Der Rechtspfleger muß nicht in allen Fällen in einem Verfahren nach § 1612 II BGB aufgrund mündlicher Verhandlung entscheiden, denn § 52 FGG gilt für das Bestimmungsabänderungsverfahren nicht, da es sich nicht um ein die Person des Kindes betreffendes Verfahren handelt (vgl. dazu OLG Köln - Senat - FamRZ 1999, 734, 735 und FamRZ 2000, 1030 (Ls.). Eine mündliche Verhandlung ist daher nach dem Ermessen des Rechtspflegers durchzuführen, dessen Entscheidungsgrundlage nicht nur das von den Beteiligten Vorgebrachte, sondern der gesamte Akteninhalt ist (Keidel/Kuntze/Kahl, 14. Aufl. (1999) vor § 8 Rz. 10a). Das ändert jedoch nichts daran, daß der Rechtspfleger die zwischen den Beteiligten streitigen Fragen aufklären muß und eine Entscheidung erst erlassen darf, wenn danach die Entscheidungsgrundlage feststeht. Es liegt auf der Hand, daß eine mündliche Erörterung mit den Parteien zu dem Zweck dieser Aufklärung in aller Regel zweckmäßig ist, wie sich aus der Nähe des Verfahrens mit den die Person des Kindes betreffenden Verfahren ergibt, wie auch daraus, daß das Gesetz vorsieht, daß der Richter über die Unterhaltsklage nach mündlicher Verhandlung entscheidet.
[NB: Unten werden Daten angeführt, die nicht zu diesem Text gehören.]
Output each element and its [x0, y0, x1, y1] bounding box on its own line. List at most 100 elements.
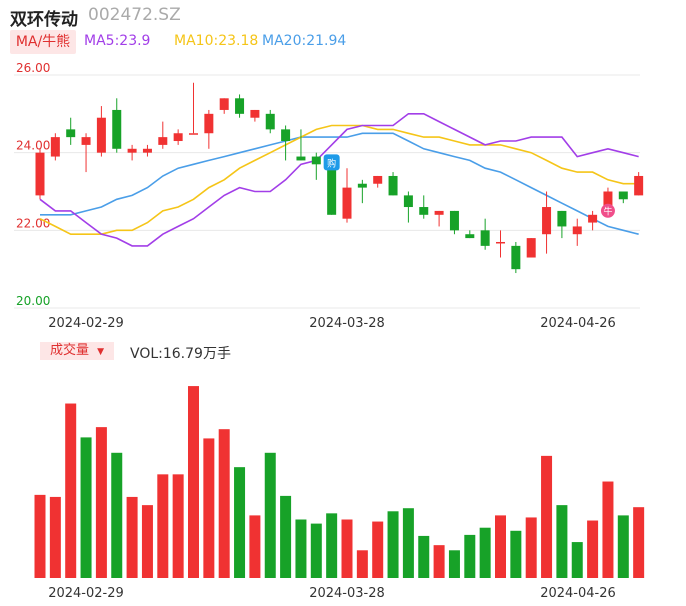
candle-body: [235, 98, 245, 114]
bull-marker-label: 牛: [603, 205, 612, 217]
candle-body: [173, 133, 183, 142]
volume-bar: [402, 508, 414, 578]
candle-body: [373, 175, 383, 184]
candle-body: [250, 109, 260, 118]
x-tick-label: 2024-02-29: [48, 316, 124, 331]
candle-body: [572, 226, 582, 235]
volume-bar: [510, 530, 522, 578]
y-tick-label: 26.00: [16, 61, 50, 75]
candle-body: [557, 210, 567, 227]
volume-bar: [141, 505, 153, 578]
ma20-label: MA20:21.94: [262, 33, 347, 49]
volume-bar: [326, 513, 338, 578]
candle-body: [618, 191, 628, 200]
volume-bar: [602, 481, 614, 578]
volume-x-tick-label: 2024-04-26: [540, 586, 616, 601]
y-tick-label: 24.00: [16, 139, 50, 153]
volume-bar: [464, 534, 476, 578]
volume-bar: [264, 452, 276, 578]
candle-body: [480, 230, 490, 246]
candle-body: [311, 156, 321, 165]
candle-body: [204, 113, 214, 134]
volume-bar: [203, 438, 215, 578]
volume-bar: [372, 521, 384, 578]
volume-bar: [310, 523, 322, 578]
volume-bar: [617, 515, 629, 578]
volume-bar: [218, 429, 230, 578]
volume-indicator-label: 成交量: [50, 343, 90, 358]
y-tick-label: 22.00: [16, 216, 50, 230]
volume-bar: [249, 515, 261, 578]
candle-body: [158, 137, 168, 145]
volume-bar: [95, 427, 107, 578]
candle-body: [449, 210, 459, 231]
volume-bar: [587, 520, 599, 578]
caret-down-icon: ▼: [97, 347, 105, 357]
candle-body: [526, 238, 536, 258]
volume-bar: [495, 515, 506, 578]
candle-body: [35, 152, 45, 196]
stock-name: 双环传动: [10, 10, 78, 30]
volume-bar: [49, 496, 61, 578]
ma5-line: [39, 113, 639, 247]
volume-bar: [111, 452, 123, 578]
ma10-line: [39, 124, 639, 235]
ma5-label: MA5:23.9: [84, 33, 151, 49]
candle-body: [496, 241, 505, 244]
candle-body: [96, 117, 106, 153]
candle-body: [465, 234, 475, 239]
buy-marker-icon: [323, 154, 340, 171]
candle-body: [357, 183, 367, 188]
volume-bar: [418, 535, 430, 578]
volume-indicator-button[interactable]: 成交量 ▼: [40, 342, 114, 360]
volume-bar: [234, 467, 246, 578]
candle-body: [66, 129, 76, 138]
bull-marker-icon: [600, 203, 615, 218]
volume-bar: [172, 474, 184, 578]
candle-body: [265, 113, 275, 130]
volume-bar: [157, 474, 169, 578]
volume-bar: [280, 495, 292, 578]
candle-body: [81, 137, 91, 145]
volume-bar: [34, 494, 46, 578]
ma10-label: MA10:23.18: [174, 33, 259, 49]
x-tick-label: 2024-03-28: [309, 316, 385, 331]
candle-body: [434, 210, 444, 215]
volume-bar: [525, 517, 537, 578]
volume-bar: [541, 455, 553, 578]
candle-body: [112, 109, 122, 149]
volume-x-tick-label: 2024-03-28: [309, 586, 385, 601]
volume-bar: [80, 437, 92, 578]
volume-bar: [65, 403, 77, 578]
stock-code: 002472.SZ: [88, 5, 181, 25]
y-tick-label: 20.00: [16, 294, 50, 308]
volume-bar: [188, 386, 199, 578]
candle-body: [511, 245, 521, 270]
ma-toggle-button[interactable]: MA/牛熊: [10, 30, 76, 54]
volume-value: VOL:16.79万手: [130, 346, 231, 362]
volume-bar: [387, 511, 399, 578]
candle-body: [142, 148, 152, 153]
candle-body: [588, 214, 598, 223]
candle-body: [634, 175, 644, 196]
candle-body: [388, 175, 398, 196]
volume-bar: [448, 550, 460, 578]
candle-body: [542, 207, 552, 235]
candle-body: [403, 195, 413, 208]
volume-bar: [479, 527, 491, 578]
candle-body: [603, 191, 613, 215]
candle-body: [296, 156, 306, 161]
volume-bar: [341, 519, 353, 578]
buy-marker-label: 购: [327, 157, 336, 169]
volume-bar: [126, 496, 138, 578]
volume-bar: [556, 505, 568, 578]
candle-body: [327, 164, 337, 215]
candle-body: [281, 129, 291, 142]
candle-body: [189, 133, 198, 135]
volume-bar: [295, 519, 307, 578]
candle-body: [50, 137, 60, 157]
volume-bar: [571, 542, 583, 578]
candle-body: [419, 207, 429, 215]
volume-bar: [433, 545, 445, 578]
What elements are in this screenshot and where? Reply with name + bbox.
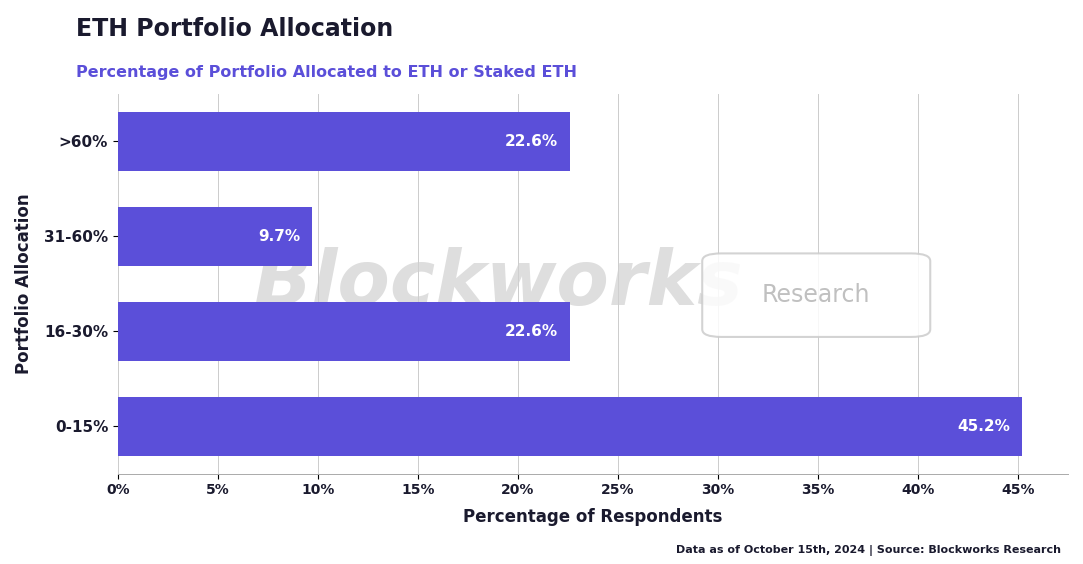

Im Streitfall muß die angefochtene Entscheidung aufgehoben werden, da die Entscheidungsgrundlage nicht hinreichend aufgeklärt worden ist. Insbesondere ist nicht aufgeklärt worden, ob die Eltern das Kind aus der elterlichen Wohnung gewiesen haben. Der Rechtspfleger hat in der angefochtenen Entscheidung lediglich ausgeführt, dies könne nicht unzweideutig festgestellt werden, ohne insoweit die Feststellungsmöglichkeiten, insbesondere durch eine Anhörung der Beteiligten, zu erschöpfen. Unaufgeklärt ist auch das Vorbringen der Antragstellerin geblieben, sie sei wegen der Auseinandersetzungen zwischen den Eltern ausgezogen. Schließlich hat der Rechtspfleger nicht begründet, warum er davon ausgeht, daß den Antragsgegnern wegen ihrer angespannten finanziellen Lage die Leistung von Barunterhalt nicht zumutbar sei. Feststellungen zu den Einkommens- und Vermögensverhältnissen sind ausweislich der Akte nicht getroffen worden. All diese Fragen hätten bei einer mündlichen Erörterung mit den Beteiligten geklärt werden können, so daß es im Streitfall ermessensfehlerhaft war, von einer mündlichen Erörterung abzusehen.